García Márquez – que em 1955 publicou a reportagem
literária “Relato de un náufrago”, baseada em entrevistas com o único
sobrevivente do naufrágio do navio A.R.C. Caldas – afirmou certa vez que o
nosso continente se fez por suas crônicas. Para o ganhador do Nobel, nos
relatos dos cronistas de Índias já se assomavam os germes do chamado realismo
mágico e do estilo latino-americano de contar histórias descrevendo a vida
cotidiana.
Jornalismo
com alma
Mas o que é, finalmente, a crônica jornalística? “Um
conto que é verdade”, explicou García Márquez. Para Martín Caparrós, ela
resulta de certo jornalismo abrigado pela literatura e que é muito mais
instigante do que o tradicional, “porque cria uma cultura e não fala de uma que
já existe”. Se for realmente boa, uma crônica não inventa ou celebra o
surpreendente, mas trata de descobri-lo, fazendo com que o leitor se interesse
por algo que em princípio não lhe preocupava nem um pouco.
A
febre atual
Quem quiser ficar em dia com o novo ímpeto da
crônica jornalística latino-americana encontra em duas publicações recentes uma
saborosa compilação de crônicas – e também de textos sobre a arte de
escrevê-las.
A primeira é a “Antología de la crónica
latino-americana actual”, organizada por Darío Jaramillo Agudelo e lançado pela
editora Alfaguara.
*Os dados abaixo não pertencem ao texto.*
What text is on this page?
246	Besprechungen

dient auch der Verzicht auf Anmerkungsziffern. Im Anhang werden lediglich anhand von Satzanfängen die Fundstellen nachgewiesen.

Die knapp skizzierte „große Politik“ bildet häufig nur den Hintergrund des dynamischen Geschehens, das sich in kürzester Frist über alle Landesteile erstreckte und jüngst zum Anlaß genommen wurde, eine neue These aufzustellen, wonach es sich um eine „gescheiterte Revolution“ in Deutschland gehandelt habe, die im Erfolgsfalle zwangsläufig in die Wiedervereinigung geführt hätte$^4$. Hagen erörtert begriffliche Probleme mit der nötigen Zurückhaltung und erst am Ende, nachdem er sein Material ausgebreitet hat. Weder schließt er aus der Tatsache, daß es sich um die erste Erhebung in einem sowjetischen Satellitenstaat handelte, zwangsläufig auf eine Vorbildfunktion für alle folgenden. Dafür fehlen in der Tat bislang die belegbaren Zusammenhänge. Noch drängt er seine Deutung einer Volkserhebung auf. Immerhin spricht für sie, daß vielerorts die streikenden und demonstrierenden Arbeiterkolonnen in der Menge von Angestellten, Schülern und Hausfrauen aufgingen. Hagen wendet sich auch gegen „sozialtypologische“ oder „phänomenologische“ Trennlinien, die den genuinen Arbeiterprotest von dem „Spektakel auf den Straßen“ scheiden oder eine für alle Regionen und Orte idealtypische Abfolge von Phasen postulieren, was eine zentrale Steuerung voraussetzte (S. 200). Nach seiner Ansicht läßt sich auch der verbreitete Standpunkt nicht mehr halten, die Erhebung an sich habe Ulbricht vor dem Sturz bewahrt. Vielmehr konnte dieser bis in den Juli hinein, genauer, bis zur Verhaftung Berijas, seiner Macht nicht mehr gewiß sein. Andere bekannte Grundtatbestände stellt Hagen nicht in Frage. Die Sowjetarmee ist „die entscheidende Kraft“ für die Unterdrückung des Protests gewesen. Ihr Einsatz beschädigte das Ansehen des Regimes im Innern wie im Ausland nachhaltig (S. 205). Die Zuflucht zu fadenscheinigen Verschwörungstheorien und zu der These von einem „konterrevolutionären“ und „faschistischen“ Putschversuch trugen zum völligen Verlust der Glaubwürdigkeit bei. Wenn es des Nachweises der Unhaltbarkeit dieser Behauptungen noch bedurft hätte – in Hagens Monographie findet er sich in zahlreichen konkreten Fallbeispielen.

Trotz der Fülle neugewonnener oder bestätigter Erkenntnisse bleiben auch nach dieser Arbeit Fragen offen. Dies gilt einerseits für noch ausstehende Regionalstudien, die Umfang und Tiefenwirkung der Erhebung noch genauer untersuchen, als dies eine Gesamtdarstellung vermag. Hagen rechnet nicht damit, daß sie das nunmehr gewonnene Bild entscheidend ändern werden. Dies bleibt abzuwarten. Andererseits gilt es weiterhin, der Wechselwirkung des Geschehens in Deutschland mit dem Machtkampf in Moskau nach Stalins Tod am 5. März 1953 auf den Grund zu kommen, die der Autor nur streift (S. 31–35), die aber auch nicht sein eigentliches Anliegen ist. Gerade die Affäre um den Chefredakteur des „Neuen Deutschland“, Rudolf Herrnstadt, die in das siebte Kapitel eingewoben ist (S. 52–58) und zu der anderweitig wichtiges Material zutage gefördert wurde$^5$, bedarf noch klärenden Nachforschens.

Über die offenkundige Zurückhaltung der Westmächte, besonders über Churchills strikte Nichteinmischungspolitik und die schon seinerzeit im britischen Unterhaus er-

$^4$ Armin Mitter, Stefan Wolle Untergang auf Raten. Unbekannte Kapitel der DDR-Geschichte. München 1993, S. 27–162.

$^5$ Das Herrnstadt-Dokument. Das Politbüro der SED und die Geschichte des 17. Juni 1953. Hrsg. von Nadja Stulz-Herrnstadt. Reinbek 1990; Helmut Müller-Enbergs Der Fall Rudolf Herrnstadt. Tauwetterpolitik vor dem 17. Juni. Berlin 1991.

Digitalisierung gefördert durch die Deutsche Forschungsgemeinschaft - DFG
Depois tem “Mejor que ficción. Crónicas ejemplares”, a cargo
de Jorge Carrión, pela editora Anagrama. Por enquanto, tudo em espanhol e para
ser encomendado de fora, é verdade, mas nada que um leitor em busca de uma boa
leitura não assimile com prazer.
Quem sabe, no futuro, editoras (daqui, de lá) não se
esforcem mais para encarar novas compilações que misturem autores brasileiros e
hispânicos. Afinal, por aqui essa febre encontra eco também – e latinos com
capacidade de assombro diante da nossa mágica realidade somos todos nós.